# My Test 3D CIH Set Up.



## Mark Techer (Jan 17, 2008)

I have loaned a Mitsubishi HC9000 and SONY BD 3D player. It actually works for CIH allowing both "Anamorphic Mode 1" (Vertical Stretch) and Anamorphic Mode 2 (Horizontal Squeeze) to work in 3D. The catch is, you can only select the mode with the disc stopped. 
The temp set up using a makeshift stand to sit the Mitsubishi on. 








I am also using (for test purposes only) one of my MK3+C lenses. The projector has to go back tomorrow. If I was able to hold it for a week, then I would have set up my MK4. The MK3+C surprised me allowing good focus edge to edge. Of course it is not as good a true cylindrical lens which can be dialed in the exact throw distance. 
A quick screen cap to prove correct geometry.
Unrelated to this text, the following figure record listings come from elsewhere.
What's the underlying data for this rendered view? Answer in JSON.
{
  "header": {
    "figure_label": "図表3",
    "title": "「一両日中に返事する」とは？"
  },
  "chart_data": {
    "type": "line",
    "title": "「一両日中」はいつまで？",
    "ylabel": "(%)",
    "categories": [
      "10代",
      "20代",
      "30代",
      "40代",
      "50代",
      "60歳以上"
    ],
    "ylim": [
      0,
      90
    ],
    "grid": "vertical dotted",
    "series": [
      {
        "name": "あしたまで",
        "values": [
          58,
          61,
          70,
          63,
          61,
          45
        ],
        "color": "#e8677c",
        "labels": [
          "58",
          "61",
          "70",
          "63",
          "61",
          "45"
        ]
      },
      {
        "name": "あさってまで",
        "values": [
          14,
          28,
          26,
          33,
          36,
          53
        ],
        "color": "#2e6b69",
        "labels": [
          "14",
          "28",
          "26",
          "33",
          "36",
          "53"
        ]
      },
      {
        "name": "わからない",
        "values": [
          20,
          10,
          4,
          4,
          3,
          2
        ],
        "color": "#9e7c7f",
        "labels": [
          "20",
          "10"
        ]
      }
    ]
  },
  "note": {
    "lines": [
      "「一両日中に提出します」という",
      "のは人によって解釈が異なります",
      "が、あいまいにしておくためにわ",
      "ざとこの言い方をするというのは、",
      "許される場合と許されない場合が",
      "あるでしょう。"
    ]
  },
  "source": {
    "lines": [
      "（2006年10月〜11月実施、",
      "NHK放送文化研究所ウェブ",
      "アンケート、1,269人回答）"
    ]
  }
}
The discs I was also loaned. 








I think the studios really need to re-think their strategy if they really want 3D to succeed. IMO, the 3 titles above represent some of the best 3D to date, yet I can't purchase any of these through normal retail channels. And it is SO wrong. 








Me kicking back on a Sunday morning watching AVATAR in 3D.
I've only had this for about 24 hours and I am going to miss it when I have to return it tomorrow.


----------



## Prof. (Oct 20, 2006)

So you're starting to get hooked on 3D eh Mark! 
Would that set up still work if you were using a simple "trophy" A lens, or does it need a corrector element to work properly?

I agree..It's never going to kick off until disc's are readily available..


----------



## Mark Techer (Jan 17, 2008)

I was hooked the first time I went to a DOLBY 3D cinema and watched MONSTERS VS ALIENS. Watching that same film again in my own HT was the seller for the Fiancee. She joked last night about when people ask what we want for our wedding presents, see said 3D in the theatre! 

I honestly do not understand the negativity to 3D. Yes there is additional cost, but that will happen with every new technology released. The proof of course is in the viewing and it was sensational. I guess I am lucky there as most peoples experience with 3D is in a retail store under flickering lights. And that is distracting.


----------